Trump pays tribute to civil rights heroes in protested speech

President Donald Trump departs the White House for a weekend trip to Florida, at the White House in Washington, D.C. on December 8, 2017. Photo by Kevin Dietsch/UPI

Dec. 10 (UPI) — Despite protests from black leaders, President Donald Trump spoke during a private ceremony Saturday marking the opening of the Mississippi Civil Rights Museum.

“We pay solemn tribute to our heroes of the past, and dedicate ourselves to build a future of freedom, equality, justice and peace,” Trump said at a private event.

He toured the dual opening of the Mississippi Civil Rights Museum and Museum of Mississippi History but did not attend the main outdoors ceremony and the ribbon-cutting.

Two black Democrats in Congress — Rep. John Lewis of Georgia and Rep. Bennie Thompson of Mississippi — decided not to attend because “President Trump’s attendance and his hurtful policies are an insult to the people portrayed in this civil rights museum,” according to a joint statement.

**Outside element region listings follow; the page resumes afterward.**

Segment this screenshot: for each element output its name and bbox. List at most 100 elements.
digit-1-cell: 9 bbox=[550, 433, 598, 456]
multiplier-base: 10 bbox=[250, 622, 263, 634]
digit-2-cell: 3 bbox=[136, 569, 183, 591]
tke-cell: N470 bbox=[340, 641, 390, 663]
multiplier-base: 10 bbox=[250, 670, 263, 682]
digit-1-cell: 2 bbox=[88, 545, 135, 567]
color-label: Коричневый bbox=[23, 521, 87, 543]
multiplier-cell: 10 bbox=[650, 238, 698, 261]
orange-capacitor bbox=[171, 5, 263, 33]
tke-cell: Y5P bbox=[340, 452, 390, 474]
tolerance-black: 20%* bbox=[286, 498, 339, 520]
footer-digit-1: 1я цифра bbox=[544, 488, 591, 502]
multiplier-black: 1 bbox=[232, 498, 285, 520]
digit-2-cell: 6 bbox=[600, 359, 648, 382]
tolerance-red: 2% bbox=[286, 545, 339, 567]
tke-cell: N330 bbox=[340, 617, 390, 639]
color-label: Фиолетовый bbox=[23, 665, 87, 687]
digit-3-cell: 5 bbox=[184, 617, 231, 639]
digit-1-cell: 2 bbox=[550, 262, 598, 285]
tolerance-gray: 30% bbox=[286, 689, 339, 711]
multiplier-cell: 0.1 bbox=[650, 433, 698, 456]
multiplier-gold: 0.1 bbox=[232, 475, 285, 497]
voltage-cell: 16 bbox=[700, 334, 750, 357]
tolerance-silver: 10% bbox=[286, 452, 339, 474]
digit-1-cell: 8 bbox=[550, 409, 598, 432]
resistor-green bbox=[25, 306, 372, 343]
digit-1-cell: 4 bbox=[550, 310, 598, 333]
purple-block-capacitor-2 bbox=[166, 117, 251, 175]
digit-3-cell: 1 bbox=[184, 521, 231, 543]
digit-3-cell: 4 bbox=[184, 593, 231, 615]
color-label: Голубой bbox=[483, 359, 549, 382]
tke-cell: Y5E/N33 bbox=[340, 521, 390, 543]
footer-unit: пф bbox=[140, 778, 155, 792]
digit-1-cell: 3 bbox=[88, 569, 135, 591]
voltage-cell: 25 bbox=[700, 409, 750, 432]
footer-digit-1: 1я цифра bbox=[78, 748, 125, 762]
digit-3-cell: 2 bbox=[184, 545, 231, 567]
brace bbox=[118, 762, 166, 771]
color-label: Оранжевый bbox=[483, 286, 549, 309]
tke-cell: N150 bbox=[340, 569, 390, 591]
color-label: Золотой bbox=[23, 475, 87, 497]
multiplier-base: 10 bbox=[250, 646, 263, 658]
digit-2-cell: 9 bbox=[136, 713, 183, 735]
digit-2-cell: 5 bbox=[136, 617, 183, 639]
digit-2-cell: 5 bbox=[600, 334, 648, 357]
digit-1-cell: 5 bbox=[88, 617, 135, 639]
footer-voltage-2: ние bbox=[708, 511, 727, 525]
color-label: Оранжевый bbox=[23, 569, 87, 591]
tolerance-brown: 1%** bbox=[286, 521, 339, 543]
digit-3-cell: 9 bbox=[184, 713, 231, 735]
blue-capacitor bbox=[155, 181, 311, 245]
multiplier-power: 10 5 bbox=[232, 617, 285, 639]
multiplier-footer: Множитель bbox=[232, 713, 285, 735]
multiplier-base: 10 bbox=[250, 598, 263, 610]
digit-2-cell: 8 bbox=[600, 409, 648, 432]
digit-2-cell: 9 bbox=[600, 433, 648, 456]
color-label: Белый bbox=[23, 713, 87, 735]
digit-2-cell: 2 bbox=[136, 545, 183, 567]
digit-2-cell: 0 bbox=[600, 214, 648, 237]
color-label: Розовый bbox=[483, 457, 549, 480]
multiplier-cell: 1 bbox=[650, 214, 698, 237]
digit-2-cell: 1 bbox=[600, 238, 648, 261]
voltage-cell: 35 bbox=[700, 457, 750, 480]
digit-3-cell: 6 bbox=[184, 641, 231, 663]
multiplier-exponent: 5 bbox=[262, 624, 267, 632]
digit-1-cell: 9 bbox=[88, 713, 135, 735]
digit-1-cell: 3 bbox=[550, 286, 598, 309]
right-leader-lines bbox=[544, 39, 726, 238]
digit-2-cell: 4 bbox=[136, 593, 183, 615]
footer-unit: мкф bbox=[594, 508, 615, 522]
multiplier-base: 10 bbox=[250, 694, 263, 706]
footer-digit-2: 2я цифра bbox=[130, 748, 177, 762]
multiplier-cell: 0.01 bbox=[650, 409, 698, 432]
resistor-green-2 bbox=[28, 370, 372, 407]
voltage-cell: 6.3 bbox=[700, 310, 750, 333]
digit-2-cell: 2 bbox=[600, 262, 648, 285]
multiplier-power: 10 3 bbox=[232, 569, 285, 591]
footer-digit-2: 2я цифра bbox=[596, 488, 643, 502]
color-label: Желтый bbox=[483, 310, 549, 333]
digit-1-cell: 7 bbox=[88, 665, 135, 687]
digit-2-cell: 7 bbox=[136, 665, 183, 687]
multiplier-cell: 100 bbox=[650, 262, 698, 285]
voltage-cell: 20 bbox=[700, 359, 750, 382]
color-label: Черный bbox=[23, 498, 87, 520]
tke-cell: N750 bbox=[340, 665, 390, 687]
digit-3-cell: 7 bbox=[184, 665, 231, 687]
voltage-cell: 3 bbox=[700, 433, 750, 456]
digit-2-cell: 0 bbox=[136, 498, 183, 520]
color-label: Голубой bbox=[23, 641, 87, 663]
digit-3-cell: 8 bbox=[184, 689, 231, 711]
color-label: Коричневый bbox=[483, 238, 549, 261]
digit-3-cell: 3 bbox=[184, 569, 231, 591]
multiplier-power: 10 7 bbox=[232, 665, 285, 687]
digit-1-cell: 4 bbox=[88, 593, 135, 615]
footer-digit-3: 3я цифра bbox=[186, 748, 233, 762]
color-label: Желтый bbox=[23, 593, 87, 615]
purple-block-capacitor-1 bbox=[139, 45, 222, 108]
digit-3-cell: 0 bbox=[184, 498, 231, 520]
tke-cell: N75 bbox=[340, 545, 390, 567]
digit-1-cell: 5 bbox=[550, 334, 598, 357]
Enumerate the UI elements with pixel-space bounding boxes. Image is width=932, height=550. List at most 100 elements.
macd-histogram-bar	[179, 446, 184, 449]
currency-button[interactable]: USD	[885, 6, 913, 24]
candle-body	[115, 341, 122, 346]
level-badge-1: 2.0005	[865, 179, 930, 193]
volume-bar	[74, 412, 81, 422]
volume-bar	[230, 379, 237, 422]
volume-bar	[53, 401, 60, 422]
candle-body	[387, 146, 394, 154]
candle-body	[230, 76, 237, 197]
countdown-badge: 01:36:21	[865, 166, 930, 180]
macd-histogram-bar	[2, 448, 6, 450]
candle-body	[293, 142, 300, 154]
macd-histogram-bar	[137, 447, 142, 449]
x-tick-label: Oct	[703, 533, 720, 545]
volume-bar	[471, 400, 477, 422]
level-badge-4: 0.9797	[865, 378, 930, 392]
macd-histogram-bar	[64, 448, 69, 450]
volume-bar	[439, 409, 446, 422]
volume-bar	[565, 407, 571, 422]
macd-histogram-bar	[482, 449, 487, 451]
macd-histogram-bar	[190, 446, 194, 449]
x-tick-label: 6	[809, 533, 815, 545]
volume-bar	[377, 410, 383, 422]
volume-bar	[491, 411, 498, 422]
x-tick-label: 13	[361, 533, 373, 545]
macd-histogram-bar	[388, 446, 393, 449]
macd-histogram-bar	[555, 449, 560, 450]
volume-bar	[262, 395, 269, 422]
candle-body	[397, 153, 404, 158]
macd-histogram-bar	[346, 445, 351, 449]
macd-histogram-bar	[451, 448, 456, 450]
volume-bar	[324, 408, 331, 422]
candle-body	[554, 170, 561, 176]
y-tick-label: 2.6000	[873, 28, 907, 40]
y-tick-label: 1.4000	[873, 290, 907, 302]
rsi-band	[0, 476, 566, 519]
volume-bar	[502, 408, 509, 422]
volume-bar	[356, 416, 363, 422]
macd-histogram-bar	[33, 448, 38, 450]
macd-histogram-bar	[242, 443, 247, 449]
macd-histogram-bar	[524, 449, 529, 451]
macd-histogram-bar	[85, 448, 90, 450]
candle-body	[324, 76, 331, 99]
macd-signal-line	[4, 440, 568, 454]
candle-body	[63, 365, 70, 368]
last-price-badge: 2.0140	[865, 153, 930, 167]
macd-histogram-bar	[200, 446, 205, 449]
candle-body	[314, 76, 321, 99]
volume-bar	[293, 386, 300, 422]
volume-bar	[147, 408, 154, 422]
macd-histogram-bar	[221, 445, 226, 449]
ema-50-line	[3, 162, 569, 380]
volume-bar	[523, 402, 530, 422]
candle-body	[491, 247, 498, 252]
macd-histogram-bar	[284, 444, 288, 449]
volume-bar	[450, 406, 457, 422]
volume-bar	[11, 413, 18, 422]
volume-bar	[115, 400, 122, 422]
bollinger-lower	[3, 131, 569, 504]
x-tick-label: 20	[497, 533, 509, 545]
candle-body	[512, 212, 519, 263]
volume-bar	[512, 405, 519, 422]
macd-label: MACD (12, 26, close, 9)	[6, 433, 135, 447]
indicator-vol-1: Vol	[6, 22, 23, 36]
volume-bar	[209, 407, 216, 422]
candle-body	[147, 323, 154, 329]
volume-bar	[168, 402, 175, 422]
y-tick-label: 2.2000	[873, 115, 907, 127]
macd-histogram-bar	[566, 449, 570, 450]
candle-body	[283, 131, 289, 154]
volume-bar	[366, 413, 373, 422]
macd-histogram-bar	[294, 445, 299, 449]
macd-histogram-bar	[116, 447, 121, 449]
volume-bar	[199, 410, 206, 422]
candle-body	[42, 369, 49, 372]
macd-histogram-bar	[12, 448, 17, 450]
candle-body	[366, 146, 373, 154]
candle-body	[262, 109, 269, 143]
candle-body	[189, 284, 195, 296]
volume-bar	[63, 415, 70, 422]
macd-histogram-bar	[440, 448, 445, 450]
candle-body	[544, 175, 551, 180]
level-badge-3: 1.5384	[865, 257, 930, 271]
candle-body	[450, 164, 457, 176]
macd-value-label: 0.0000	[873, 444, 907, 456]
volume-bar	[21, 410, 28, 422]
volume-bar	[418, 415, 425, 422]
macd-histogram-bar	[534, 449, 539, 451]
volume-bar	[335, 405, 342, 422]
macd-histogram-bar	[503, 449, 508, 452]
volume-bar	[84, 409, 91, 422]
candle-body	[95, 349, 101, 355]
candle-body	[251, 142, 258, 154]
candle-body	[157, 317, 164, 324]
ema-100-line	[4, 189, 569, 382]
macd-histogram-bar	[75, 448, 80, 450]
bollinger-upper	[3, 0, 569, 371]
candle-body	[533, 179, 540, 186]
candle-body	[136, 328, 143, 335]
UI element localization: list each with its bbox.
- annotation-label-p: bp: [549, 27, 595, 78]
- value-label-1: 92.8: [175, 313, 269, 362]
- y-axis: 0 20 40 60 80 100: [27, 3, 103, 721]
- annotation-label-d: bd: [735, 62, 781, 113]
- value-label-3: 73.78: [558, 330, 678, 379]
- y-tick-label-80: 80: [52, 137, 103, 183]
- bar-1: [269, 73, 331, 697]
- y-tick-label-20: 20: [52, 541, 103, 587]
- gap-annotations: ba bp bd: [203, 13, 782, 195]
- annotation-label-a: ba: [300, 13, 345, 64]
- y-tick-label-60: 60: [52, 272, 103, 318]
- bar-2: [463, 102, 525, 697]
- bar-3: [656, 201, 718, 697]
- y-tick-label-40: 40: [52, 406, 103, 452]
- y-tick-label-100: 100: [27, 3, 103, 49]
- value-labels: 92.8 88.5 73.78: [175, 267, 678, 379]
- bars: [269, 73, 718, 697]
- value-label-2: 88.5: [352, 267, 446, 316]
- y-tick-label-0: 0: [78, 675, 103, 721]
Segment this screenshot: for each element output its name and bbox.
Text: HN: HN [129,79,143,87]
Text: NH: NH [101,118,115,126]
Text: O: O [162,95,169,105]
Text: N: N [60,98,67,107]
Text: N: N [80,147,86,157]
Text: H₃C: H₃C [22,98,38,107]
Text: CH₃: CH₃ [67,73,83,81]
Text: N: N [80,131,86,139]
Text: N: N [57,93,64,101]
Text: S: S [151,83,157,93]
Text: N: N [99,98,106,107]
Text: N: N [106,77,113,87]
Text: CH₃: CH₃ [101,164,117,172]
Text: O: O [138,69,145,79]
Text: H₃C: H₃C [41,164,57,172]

NAACP President Derrick Johnson did not attend the ceremonies and instead held a different event with local leaders at the Smith Robertson Museum elsewhere in the state capital of Jackson to “pay homage to those who have dedicated their lives to the civil rights of Mississippians, without the presence of President Donald Trump,” according to a news release.

No protests were visible inside or outside the museum, according to the White House pool report. A few blocks from the museum complex, about 100 demonstrators protested the president’s trip to Mississippi in light snow.

During prepared remarks lasting nine minutes, Trump highlighted civil rights leaders who sacrificed for equal rights. He spoke to several hundred invited guests in an auditorium, among them the widow and brother of slain civil rights activist Medgar Evers.

“I do love Mississippi. Its a great place,” Trump said.

The president spoke of black Americans’ push for equal rights and treatment in the United States.

“These buildings embody the hope that has lived in the hearts of every American for generations,” Trump said. “The hope for a future that is more just and is more free.”

Trump spent about 50 minutes at the museum complex, and he was introduced by Gov. Phil Bryant at the ceremony.

Reuben Anderson, the state’s first African-American Supreme Court justice, led Trump and Housing Secretary Ben Carson on a private tour.

Anderson, during the ceremony, said the museum is “kind of a thank you to those who made the sacrifices to secure equality.”

Trump later flew back to his private resort at Mar-a-Lago in southern Florida, where he spent Friday night. His wife Melania and his son Baron did not make the trip from Washington.

On Friday, Trump appeared at a campaign-style rally in Pensacola, Fla., where he urged voters who had crossed the state line from Alabama to “get out and vote for Roy Moore.”

“The future of this country cannot afford to lose a seat in the very, very close United States Senate,” Trump said at the Pensacola Bay Center, which is less than 30 miles from the Alabama border. “We need someone in that Senate seat who will vote for our Make America Great agenda … so get out and vote for Roy Moore.”

Moore, a twice-removed Alabama Supreme Court chief justice, is running against Democrat Doug Jones.

Moore has been accused of sexual misconduct with a 14-year-old girl and several other teenagers when he was in his 30s.

Trump, responding to “lock her up” chants after mentioning his presidential election rival Hillary Clinton, called the political system “rigged” and a “sick system from the inside.”